Un cadeau d’un milliard d’euros à des entreprises dénoncées pour violations des droits des travailleurs

Nous avons mis à jour cet article, pour enlever toute mention de Sanef, suite au fait que la CES a pris connaissance d'un jugement du  16 février 2023.

Des entreprises aujourd’hui clouées au pilori pour avoir violé les droits des travailleurs en Europe ont bénéficié d’un financement européen de plus d’un milliard d’euros.

L’Indice des droits mondiaux publié par la Confédération syndicale internationale recense 15 entreprises ayant bafoué le droit du travail dans l’Union européenne au cours de l’année écoulée.

Les violations, qui font partie de tactiques antisyndicales très répandues visant à faire pression sur les conditions de rémunération et de travail, incluent notamment le licenciement illégal de travailleurs, des actions disciplinaires à l’encontre de membres des syndicats et le refus de respecter le droit à la négociation collective.

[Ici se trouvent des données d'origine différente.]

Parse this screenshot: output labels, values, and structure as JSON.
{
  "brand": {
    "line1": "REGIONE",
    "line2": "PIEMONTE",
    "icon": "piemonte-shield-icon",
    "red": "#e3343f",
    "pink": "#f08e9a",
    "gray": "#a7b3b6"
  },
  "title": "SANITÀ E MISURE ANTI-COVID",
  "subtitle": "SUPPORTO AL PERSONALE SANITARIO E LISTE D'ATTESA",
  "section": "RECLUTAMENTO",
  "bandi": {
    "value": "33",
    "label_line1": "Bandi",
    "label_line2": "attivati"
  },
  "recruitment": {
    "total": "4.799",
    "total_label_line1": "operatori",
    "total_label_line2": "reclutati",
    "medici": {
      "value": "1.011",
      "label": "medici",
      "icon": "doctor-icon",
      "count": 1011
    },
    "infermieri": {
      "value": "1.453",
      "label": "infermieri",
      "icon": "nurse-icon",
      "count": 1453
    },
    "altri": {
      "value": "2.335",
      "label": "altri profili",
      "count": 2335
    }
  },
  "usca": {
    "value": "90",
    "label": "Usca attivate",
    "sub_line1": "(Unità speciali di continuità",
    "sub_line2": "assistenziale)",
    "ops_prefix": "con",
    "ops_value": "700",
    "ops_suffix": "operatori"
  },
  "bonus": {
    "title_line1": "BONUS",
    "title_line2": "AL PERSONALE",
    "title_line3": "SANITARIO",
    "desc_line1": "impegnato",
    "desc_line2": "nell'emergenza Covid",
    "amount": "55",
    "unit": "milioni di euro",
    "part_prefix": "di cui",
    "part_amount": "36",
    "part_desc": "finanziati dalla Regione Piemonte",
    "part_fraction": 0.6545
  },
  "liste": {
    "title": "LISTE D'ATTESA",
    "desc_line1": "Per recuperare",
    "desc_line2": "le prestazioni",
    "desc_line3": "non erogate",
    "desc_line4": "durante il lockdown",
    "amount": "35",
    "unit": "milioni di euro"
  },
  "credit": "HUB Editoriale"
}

Malgré cela, comme le révèle une étude de la Confédération européenne des syndicats (CES), la majorité des entreprises citées ont reçu d’énormes sommes d’argent sous forme de financements européens au cours de la dernière décennie.

Financement de l’UE depuis 2014 d’entreprises citées dans l’Indice des droits mondiaux 2023
 

Entreprise

Financement

Nombre de contrats

Ryanair

962,000,000

31

TUI

31,800,000

5

Amazon

29,490,000

199

IKEA

28,710,000

2

CWS Hygiene

8,190,000

12

Nexteer Automotive

5,987,000

3

Therma Sp. z o. o

1,075,432

1

KCP Sp. z o.o

61,575

1

La CES réclame une révision des règles en matière de marchés publics afin d’assurer que seules les entreprises qui respectent les droits des travailleurs et des syndicats, qui négocient avec les organisations syndicales et dont les travailleurs sont couverts par des conventions collectives puissent bénéficier de financements publics.

Lors de sa prise de parole durant le Congrès de la CES, Nicolas Schmit, le Commissaire européen à l’emploi et aux droits sociaux, a déclaré : « Si vous ne payez pas de justes salaires, si vous excluez les syndicats, si vous refusez la négociation collective, vous ne pouvez participer aux marchés publics parce qu’il s’agit précisément d’argent public qui ne peut être dépensé en faveur de ceux qui ne respectent pas la loi. »

Selon le nouvel Indice des droits mondiaux, cette action devrait contribuer à restaurer les droits des travailleurs qui se sont « détériorés » en Europe cette dernière décennie en raison de « violations des droits fondamentaux dans la plupart des pays. »

L’Indice souligne en particulier que « les droits à la négociation collective ont été gravement piétinés dans une majorité de pays. »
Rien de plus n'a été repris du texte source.